Spark Structured Streaming

In this tutorial you will:

Discover the Spark Structured Streaming API
Cover its advantages
Compare its usage with Spark Streaming
Create an application for stream processing
Consume a Kafka topic in spark and produce message into another Kafka topic

A prerequisite to execute the following tutorial is to be connected to the edge-1 node via SSH.

We will use Kafka cluster consisting of 3 nodes (kfk-brk-1.au.adaltas.cloud, kfk-brk-2.au.adaltas.cloud and kfk-brk-3.au.adaltas.cloud) all listening on port 6667 and ZooKeeper quorum (zoo-1.au.adaltas.cloud:2181,zoo-2.au.adaltas.cloud:2181,kfk-brk-3.au.adaltas.cloud:2181/kafka). Please, read Kafka basics before.

Note: We will need Kerberos authentication, so make sure you have a valid Kerberos ticket before continuing (see here for details).

When to choose Spark Structured Streaming

Spark Structured Streaming is a scalable and fault-tolerant stream processing engine built on the Spark SQL Engine. Structured Streaming provides fast, scalable, fault-tolerant, end-to-end exactly-once stream processing without the user having to reason about streaming.

Note: Structured Streaming should not be confused with Spark Streaming, it’s predecessor.

Alternatives for Spark Structured Streaming are Kafka Streams, Apache Flink, Apache Storm, Apache Samza, Apache Flume, Amazon Kinesis Streams.

Spark Structured Streaming provides high reliability, resiliency and throughput, it is widely used for highly load systems. It should be chosen if:

Latency is not the most critical for your project
Manipulations with data could be quite sophisticated. In fact, you can apply Spark’s machine learning and graph processing algorithms on data streams.
Input and/or output data could be in different sources. Data can be ingested from many sources like Kafka, Kinesis, or TCP sockets, and can be processed using complex algorithms expressed with high-level functions like map, reduce, join and window. Finally, processed data can be pushed out to filesystems, databases, and live dashboards.
You need use Python or R, besides Scala and Java as programming language

Structured Streaming vs. Spark Streaming

Spark Streaming receives live input data streams and divides the data into batches, which are then processed by the Spark engine to generate the final stream of results in batches. Each batch represents an Resilient Distributed Dataset (RDD).
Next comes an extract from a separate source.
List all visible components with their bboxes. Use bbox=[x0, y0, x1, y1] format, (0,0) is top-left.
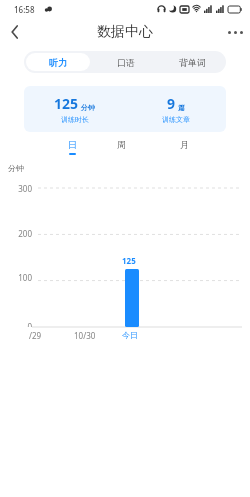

The key idea in Structured Streaming is to treat a live data stream as a table that is being continuously appended. This leads to a new stream processing model that is very similar to a batch processing model. You will express your streaming computation as standard batch-like query as on a static table, and Spark runs it as an incremental query on the unbounded input table. Thus Structured Streaming uses DataFrames which are more optimized in terms of processing and provide more options for aggregations and other operations with a variety of functions available (in Spark 2.4 new functionality was added).

You could find more detail comparison of Spark Streaming and Structured Streaming here.

Tutorial

Writing a Structured Streaming Application

Our application will take messages from one topic and send them to another one without changing. The Python code to create and exectute the pipeline is written in a style called a fluent interface or API which chains multiple methods.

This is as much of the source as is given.